If a company uses $1,400 of its cash to purchase supplies, the effect on the accounting equation would be:
Assets increase $1,400 and liabilities decrease $1,400.
One asset increases $1,400 and another asset decreases $1,400, causing no effect.
Assets decrease $1,400 and equity decreases $1,400.
Assets decrease $1,400 and equity increases $1,400.
Assets increase $1,400 and liabilities increase $1,400.
The correct answer and explanation is :

The correct answer is:
One asset increases $1,400 and another asset decreases $1,400, causing no effect.
Explanation:
When a company purchases supplies for $1,400 using cash, it is essentially exchanging one asset (cash) for another asset (supplies). In accounting terms, this is called an asset exchange transaction, where no liabilities or equity are affected. Let’s break down the transaction:
- Cash Decreases: The company pays $1,400 in cash. Cash is an asset, so when the company spends cash, it decreases its cash balance. This is a decrease in one asset.
- Supplies Increase: At the same time, the company receives supplies worth $1,400. Supplies are also classified as an asset on the balance sheet. Therefore, the company’s supplies asset increases by $1,400.

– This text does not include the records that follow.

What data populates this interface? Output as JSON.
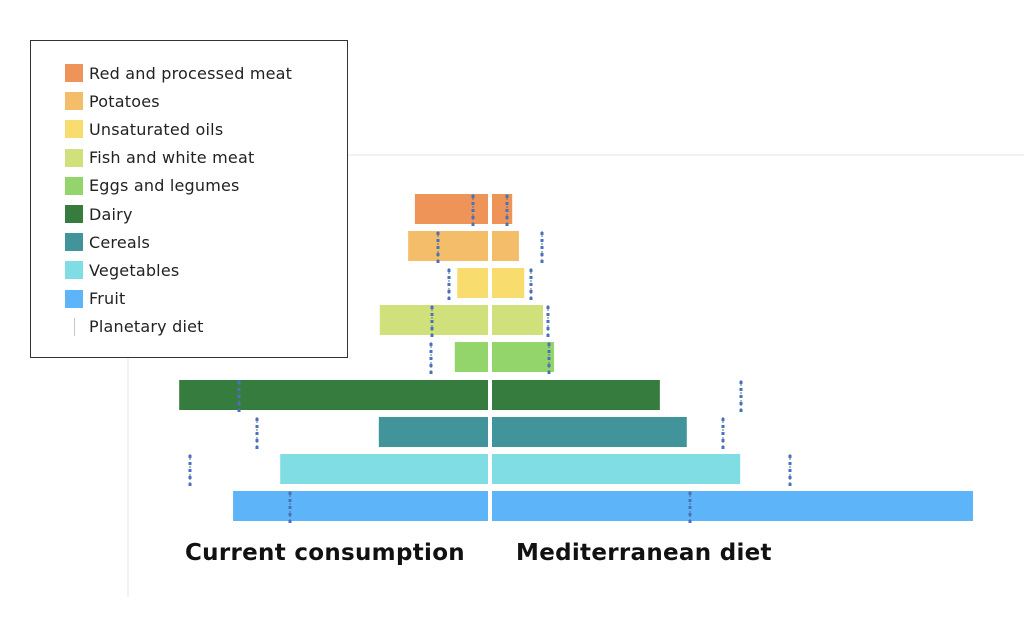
{
  "chart_data": {
    "type": "bar",
    "subtype": "diverging-horizontal",
    "title": "",
    "value_units": "relative (Mediterranean fruit = 100)",
    "categories": [
      "Red and processed meat",
      "Potatoes",
      "Unsaturated oils",
      "Fish and white meat",
      "Eggs and legumes",
      "Dairy",
      "Cereals",
      "Vegetables",
      "Fruit"
    ],
    "colors": [
      "#ee9458",
      "#f4bd6a",
      "#f9dc6e",
      "#d0e07a",
      "#93d56a",
      "#367c3f",
      "#41959a",
      "#80dde3",
      "#5db4f9"
    ],
    "series": [
      {
        "name": "Current consumption",
        "side": "left",
        "values": [
          15.2,
          16.6,
          6.4,
          22.5,
          6.9,
          64.2,
          22.7,
          43.2,
          53.0
        ]
      },
      {
        "name": "Mediterranean diet",
        "side": "right",
        "values": [
          4.2,
          5.6,
          6.7,
          10.6,
          12.9,
          34.9,
          40.5,
          51.6,
          100
        ]
      },
      {
        "name": "Planetary diet",
        "type": "reference-marker",
        "values": [
          3.2,
          10.3,
          8.2,
          11.7,
          11.9,
          51.8,
          48.1,
          62.0,
          41.2
        ]
      }
    ],
    "axis_labels": {
      "left": "Current consumption",
      "right": "Mediterranean diet"
    },
    "legend": {
      "placement": "top-left",
      "entries": [
        "Red and processed meat",
        "Potatoes",
        "Unsaturated oils",
        "Fish and white meat",
        "Eggs and legumes",
        "Dairy",
        "Cereals",
        "Vegetables",
        "Fruit",
        "Planetary diet"
      ]
    },
    "marker_color": "#4472c4",
    "grid": false
  }
}
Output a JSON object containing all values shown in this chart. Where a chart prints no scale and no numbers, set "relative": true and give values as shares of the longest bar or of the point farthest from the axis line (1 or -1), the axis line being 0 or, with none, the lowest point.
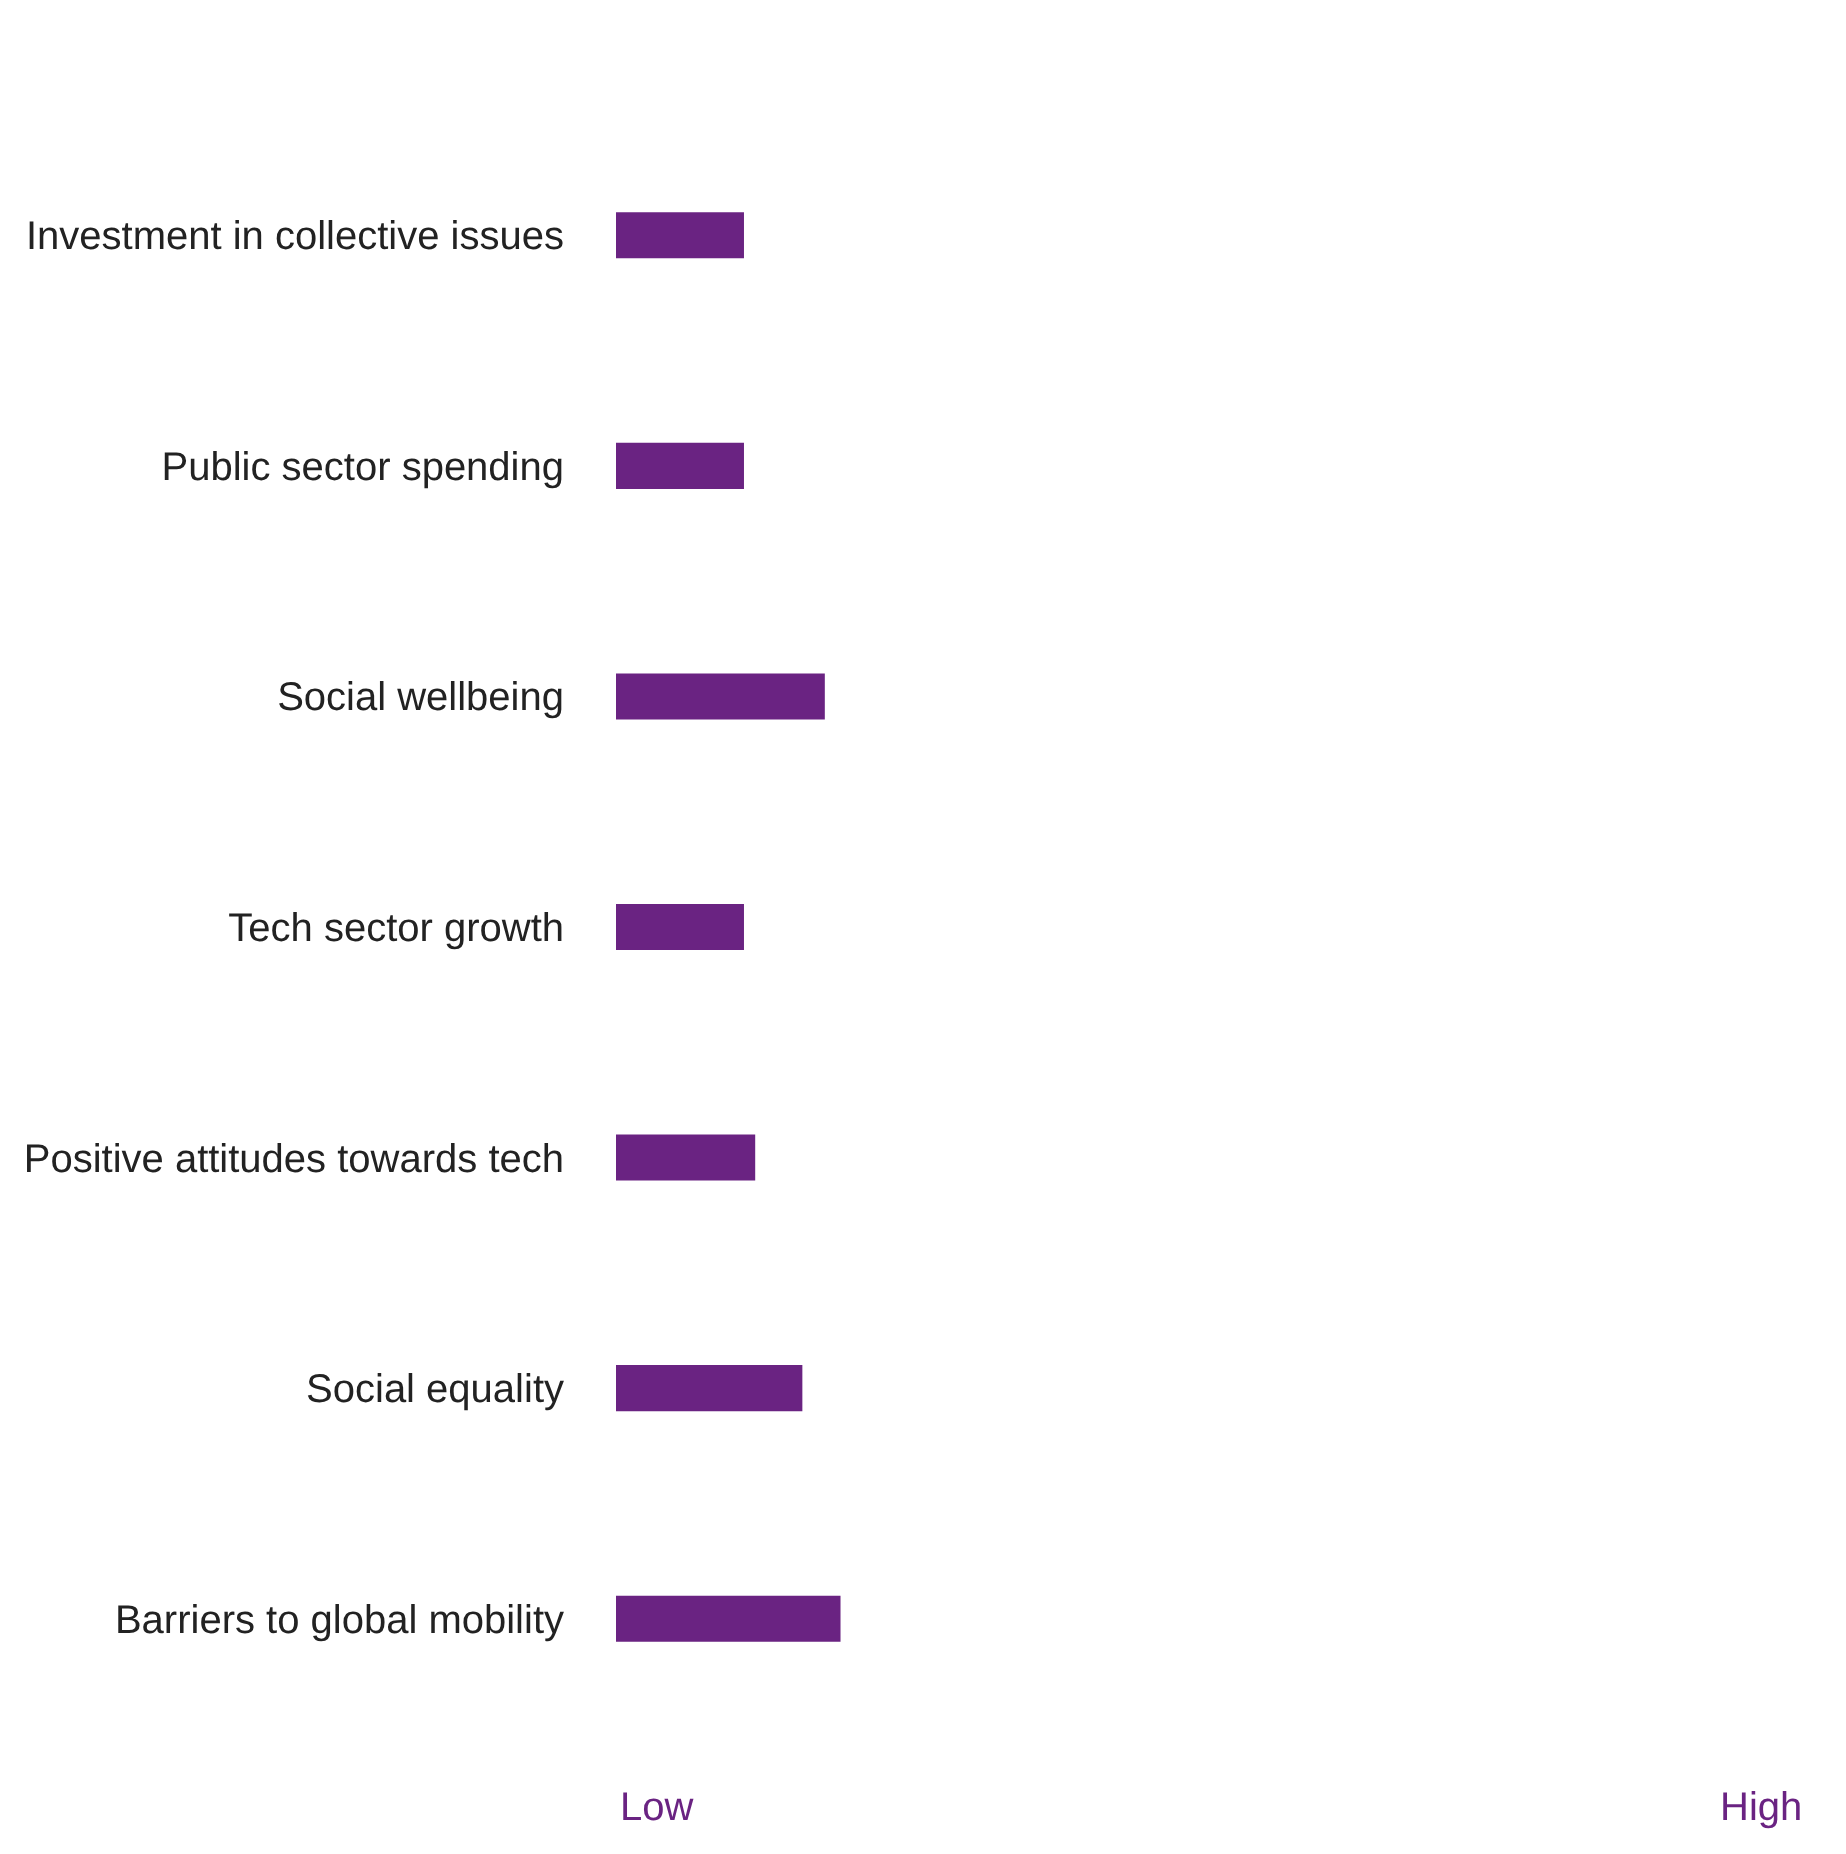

The key point is that the total assets of the company don’t change in total. Cash decreases by $1,400, and supplies increase by $1,400. The overall asset balance remains the same because one asset is simply swapped for another.
In terms of the accounting equation:
- Assets = Liabilities + Equity
On the left side of the equation, the total assets remain unchanged because:
- The decrease in cash is offset by the increase in supplies.
On the right side, neither liabilities nor equity is affected by this transaction because the company has not incurred any debt nor earned additional income or equity from the transaction.
Thus, the accounting equation remains in balance, and the company’s overall financial position is unaffected by this exchange of assets.